QUOTE (nombaingsachko @ Jul 26 2005, 10:36 PM)
VietGuy7,
i am using the sources you provided hahahaha.
http://en.wikipedia.org/wiki/Cham_peopleQUOTE
Vietnam's territorial push to the south, the Champa kingdom began to diminish. In 1471 it suffered a massive defeat to the Vietnamese, where 120,000 were either captured or killed, and was reduced to a small enclave near Nha Trang. Further expansion by the Vietnamese in 1720 resulted in the Champa king and many of his followers fleeing to Cambodia. A tiny group fled northwards to the Chinese island of Hainan where they are known today as the Utsuls.
i don't know what part you don't understand but vietnam was clearly the aggressor in this and you should know that. they annihilated the cham population and took over their territory. nam tien should explain it all.
You need to go back to when Dai Viet started--which is nearly 500 years before 1471. Like I said, the initial aggression was committed mostly by the Chams. In today's slang, the Chams started it, the Viets finished it. 1471 is more like the end of the fight. Look for evidence prior to this time, i.e. who started it.
You seem to have this bias where all defeated peoples are victims. This is usually the case, but not always. If you as me: Were the Viets the aggressors against the Khmers in the last few centuries? My answer? Absolutely!
Against the Khmers, the Viets were the aggressors. But this was the age of empires, so no one was entirely innoncent; the rules were different then.I'm telling you that I read somewhere that the Chams were indeed the agressors against the Viets, in large part due to their less fertile, less productive lands. I'm trying to locate this now.
And hey, I'm going to repeat that Maspero quote:
QUOTE
http://www.infoplease.com/ce6/history/A0811288.htmlIn its early period, Champa mainly warred with China and was forced to change its capital several times; late in the 9th cent. its capital was established in the neighborhood of Hué, and the later capital was Vijaya, farther south.
Champa repeatedly made war on its stronger neighbor, Annam; it was sometimes allied and sometimes opposed to the Khmer Empire. In the 12th cent. the Chams invaded Cambodia and sacked Angkor; subsequently they fell for a time under Khmer rule. Decisively defeated by the Annamese in 1472, the Chams were forced to yield most of their territory N of Tourane (Da Nang). In the 17th cent. the rest of the Cham kingdom fell to the Annamese, and the remnants of the people were scattered.

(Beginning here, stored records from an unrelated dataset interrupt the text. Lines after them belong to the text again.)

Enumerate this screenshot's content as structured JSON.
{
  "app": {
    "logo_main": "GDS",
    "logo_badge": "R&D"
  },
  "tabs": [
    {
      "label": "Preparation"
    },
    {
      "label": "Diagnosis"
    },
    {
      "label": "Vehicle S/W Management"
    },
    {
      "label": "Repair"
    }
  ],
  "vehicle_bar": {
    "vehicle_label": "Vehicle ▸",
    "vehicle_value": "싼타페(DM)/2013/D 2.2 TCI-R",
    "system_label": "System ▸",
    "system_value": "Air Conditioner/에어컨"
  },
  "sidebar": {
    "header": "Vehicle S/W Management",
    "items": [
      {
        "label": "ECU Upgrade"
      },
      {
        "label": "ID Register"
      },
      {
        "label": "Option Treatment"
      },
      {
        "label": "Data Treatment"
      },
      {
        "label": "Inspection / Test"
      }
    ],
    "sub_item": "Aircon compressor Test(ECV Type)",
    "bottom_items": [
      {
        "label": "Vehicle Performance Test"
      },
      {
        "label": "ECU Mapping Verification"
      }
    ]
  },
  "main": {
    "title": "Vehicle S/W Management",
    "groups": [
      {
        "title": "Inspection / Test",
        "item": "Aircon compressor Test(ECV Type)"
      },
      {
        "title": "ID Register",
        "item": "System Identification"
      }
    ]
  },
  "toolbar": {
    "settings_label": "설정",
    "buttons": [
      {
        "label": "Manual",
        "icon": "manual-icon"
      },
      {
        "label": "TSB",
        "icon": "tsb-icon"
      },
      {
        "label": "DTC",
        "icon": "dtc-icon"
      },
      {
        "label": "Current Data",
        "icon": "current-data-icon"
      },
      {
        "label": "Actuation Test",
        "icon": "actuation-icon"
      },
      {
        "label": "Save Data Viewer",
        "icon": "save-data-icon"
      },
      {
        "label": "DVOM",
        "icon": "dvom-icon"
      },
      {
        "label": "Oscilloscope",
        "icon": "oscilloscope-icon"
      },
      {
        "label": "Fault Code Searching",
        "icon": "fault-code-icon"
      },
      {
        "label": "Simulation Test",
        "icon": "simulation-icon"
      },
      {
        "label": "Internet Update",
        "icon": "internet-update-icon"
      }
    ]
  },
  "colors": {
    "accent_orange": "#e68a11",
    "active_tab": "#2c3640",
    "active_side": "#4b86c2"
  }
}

See G. Maspéro, The Kingdom of Champa (tr., 1949); G. Coedès, The Indianized States of Southeast Asia (1968).
The Columbia Electronic Encyclopedia, 6th ed. Copyright © 2005, Columbia University Press. All rights reserved.
Remember, people who start fights lose them too. The Khmer Rouge made border incursions into Vietnam massacring hundreds of Vietnamese
civilians that lead to the invasion of Cambodia. It's not always the case that the victors started the fight.
BTW, I am against Vietnam taking or keeping, or stealing as you obviously prefer, any
new lands from Cambodia. All lands recently taken should and must be returned.
-------------------------------------------
QUOTE (Titanium @ Jul 26 2005, 10:50 PM)
Which is exactly why any notion of Roman supremacy used as a tool by racist white supremacists is complete nonsense. The supposedly superior white Romans and Greeks were simply inheritors and expanders of ancient darker skinned peoples reminiscent of modern day middle easterners in the form of Egyptians, Mesopotamians, Sumerians etc. Of course don't ever tell a white supremacist the truth, they can't handle the facts.
Know what? You're preachin' to the choir. Amen mah brotha.